Japanese Literature class is taught by a very monotonous Russian guy (Professor Dolin). He spent the first 10 minutes of the class telling us all the books he’d written/translated. He seems a little full of himself, but he knows what he’s talking about 🙂
Pronunciation class is taught by this tiny elderly Japanese lady called Ayusawa-sensei. She also teaches us mostly in Japanese, but she’s also teaching us the correct intonations and pronunciations.
Unfortunately I haven’t actually had my International Trade class yet since the teacher decided to be away (and not tell us….). Ach well, it meant I had a free afternoon on Thursday!
COS is our community outreach opportunity at AIU. They offer the chance to go out into the community (sometimes paid) and do activities. I had my first experience of this when I signed up to help a group of middle school students practice their English. They were so cute!!

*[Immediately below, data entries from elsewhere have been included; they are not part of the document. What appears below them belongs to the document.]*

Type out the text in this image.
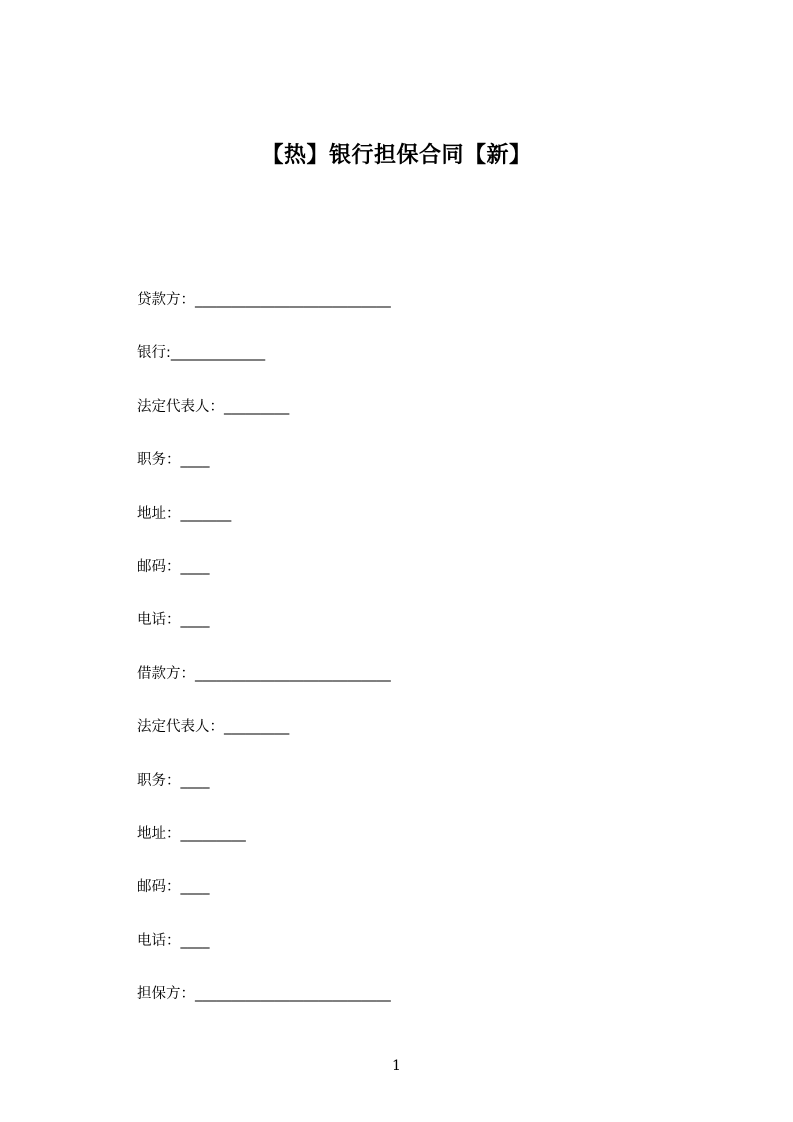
【热】银行担保合同【新】
贷款方：___________________________
银行:_____________
法定代表人：_________
职务：____
地址：_______
邮码：____
电话：____
借款方：___________________________
法定代表人：_________
职务：____
地址：_________
邮码：____
电话：____
担保方：___________________________
1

This semester I’ve joined two clubs and one committee (although one of the clubs has yet to materialise). I have Aikido – a Japanese martial art – twice a week. It’s quite strenuous on the wrists (because of the self-defence we’re learning) and the legs….
My other club is supposed to be a Bible Study group (because the nearest church is too far away), but we haven’t got a venue yet 😦
I’ve also joined the ‘Campus Art’ group which is supposed to be doing all the decoration for the school festival we’ve got coming up in October. The group is mostly Japanese students, so I’m gonna have to get my casual Japanese up to scratch!
This is the postman, if you can believe it! He has a little red van like at home 🙂
Other homely comforts include BBC world news being on in the cafeteria, listening to BBC Radio 2 on my laptop (Last Night of the Proms tonight!) and being able to watch iPlayer. “How does she do this?” I hear you ask! Well, there’s a controversial programme called Expat Shield that enables you to create an artificial IP address. Now as I said, it’s controversial and the BBC have refused to comment on it (here’s the article about it, if anyone’s interested: http://blogs.independent.co.uk/2010/11/03/software-cheat-lets-people-watch-bbc-iplayer-abroad-an-update/). For someone who’s away from the UK for a while, it’s a godsend – I can watch the Great British Bake Off and Sherlock Series 3 (when it starts).
This was where being in Japan really sunk in….we were put on a meal plan (where we get meals from the cafeteria) for the first two weeks. After that it’s pay for meals, or cook for yourself – unsurprisingly I chose the latter of the two. However that meant I had to go food shopping, as well as getting starter items like oil and seasonings, which meant I actually had to navigate a Japanese supermarket. Being immersed in solely Japanese products while trying to decide what you need to survive for the next few weeks was definitely overwhelming. I did make it out of there alive, though (with my sanity vaguely intact – they had the same song on a loop the entire time I was there).
Well, I’m surviving here and got a bus trip tomorrow to Kakunodate (an old samurai village), so I’ll be reporting on that during the week. Until then, またね！